Entrambi. Sono andato al cinema ogni martedì con una ex compagna del Liceo, per non so quanti anni. Ma tutto si è bruscamente interrotto tre anni fa, quando sono stato male. Adesso non sarei più nelle condizioni, mi rimane la TV. Anche per vedere quei film che altrimenti avrei visto al cinema. Per fortuna ho un bel TV Color, nella mia stanza, collegato pure alle casse dello stereo. E’ grande e si vede benissimo. Così non è il cinema quello che mi manca di più, ad essere sinceri. E magari, più in là, sarò nelle condizioni di andarci di nuovo. Forse potrei anche adesso, ma, considerati “pro” e “contro”, temo che non ne varrebbe la pena.

Pittura o Scultura?
Direi pittura, anche per via dei miei “trascorsi” di disegnatore. Ma dipende anche da quale pittore e da quale scultore. In Italia abbiamo avuto artisti eccelsi in entrambe le forme d’arte. Specie nel Rinascimento.

Romanzo o Racconto?
Ho apprezzato entrambi, ma leggevo di più prima di stare male. Soprattutto riviste e libri attinenti alla storia o alla musica. Mi piacciono le biografie dei gruppi Rock con belle foto a colori. Io stesso ho scritto il mio racconto, riguardante le mie “vicissitudini” ospedaliere. Dicono che scrivo bene. Ma la musica è presente anche lì. Ampliandolo, il racconto potrebbe anche diventare un libro. Leggevo molti romanzi. Adesso non più. Magari ricomincerò, chi può dirlo? Da piccolo ho divorato tutti quelli di Salgari attinenti al “Ciclo Malese”(Sandokan) e a quello del Corsaro Nero. Poi ho letto tutti i racconti di Poe, traducendone qualcuno a fumetti, compreso l’unico romanzo che aveva scritto, “Le avventure di Gordon Pym”. Lui non fece in tempo a completarlo, a concluderlo fu Giulio Verne, per quel che mi ricordo. Ma nel fumetto io avevo ideato un mio finale. Ho letto molto Camilleri e Baricco. Adesso mi hanno regalato tantissimi libri, ma non saprei da dove cominciare. Anche perché ci vedo pure meno! Colpa del diabete?
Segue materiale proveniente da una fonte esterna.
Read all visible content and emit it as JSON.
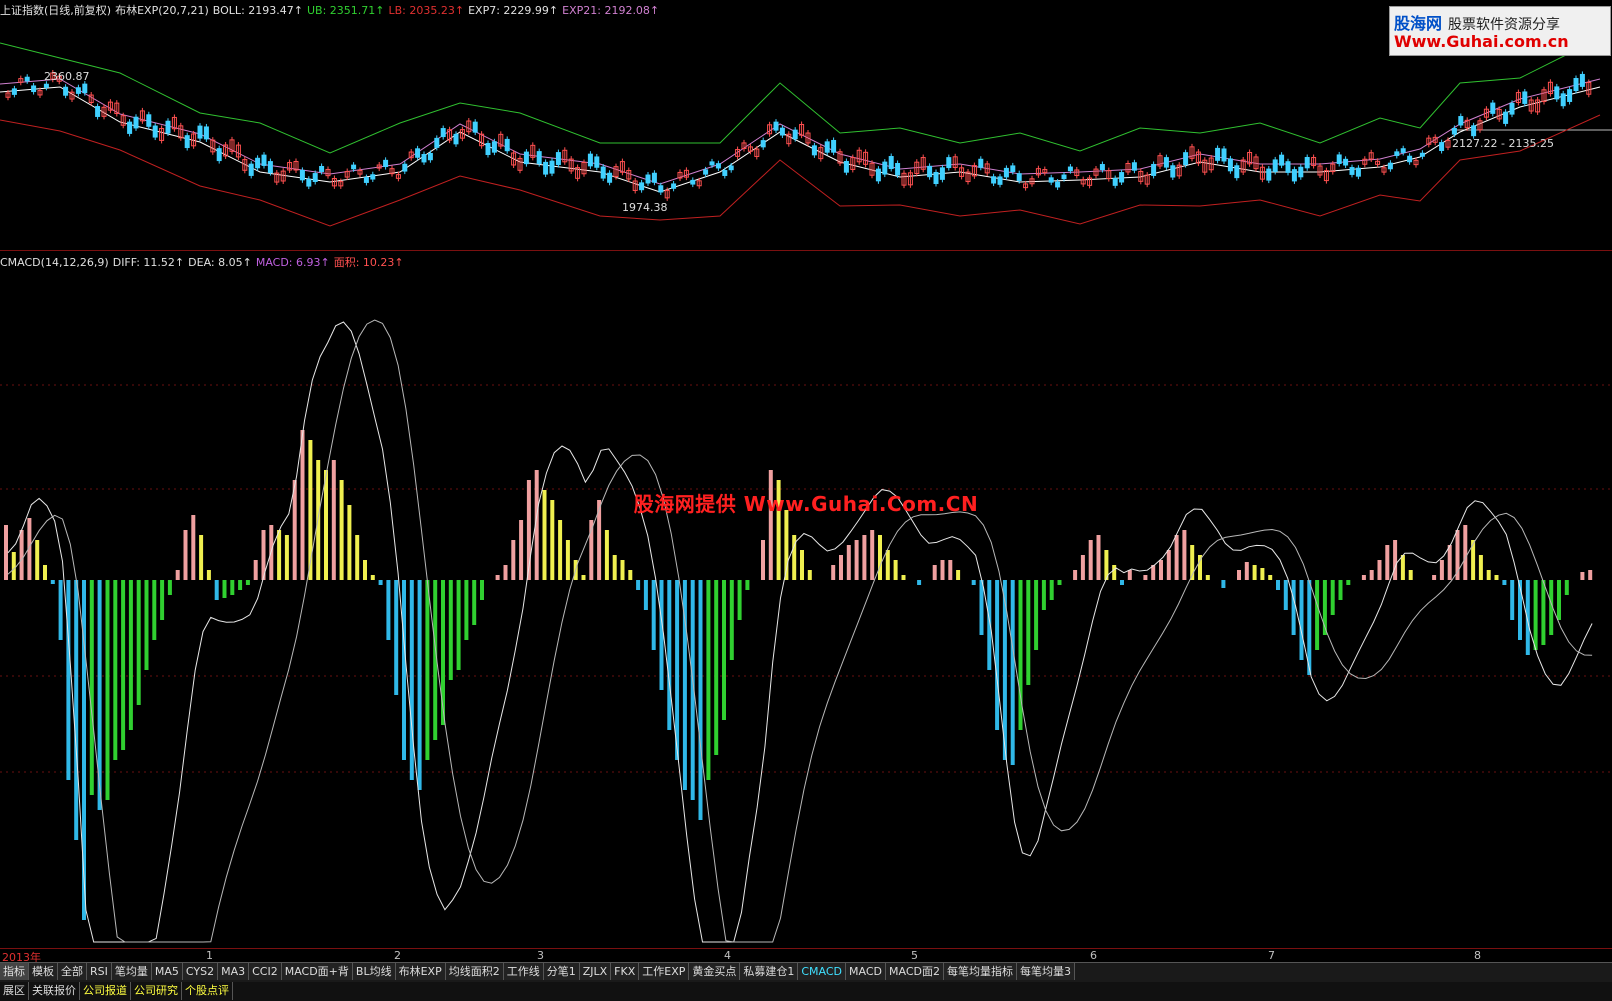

Pasta con le sarde o Granita alla siciliana?
Appunto, si diceva del diabete! Granita, comunque. La prendevo al bar ogni mattina, in estate, con gli amici. Ora non dovrei, ma qualche dolce me lo concedo ancora e ci scapperà anche la granita, con quegli stessi amici! Ogni tanto vengono a prendermi e andiamo a prendere la pizza…

In Giuseppe le porte della vitalità sono spalancate, che l’armonia accompagni a lungo il suo cammino musicale e non solo.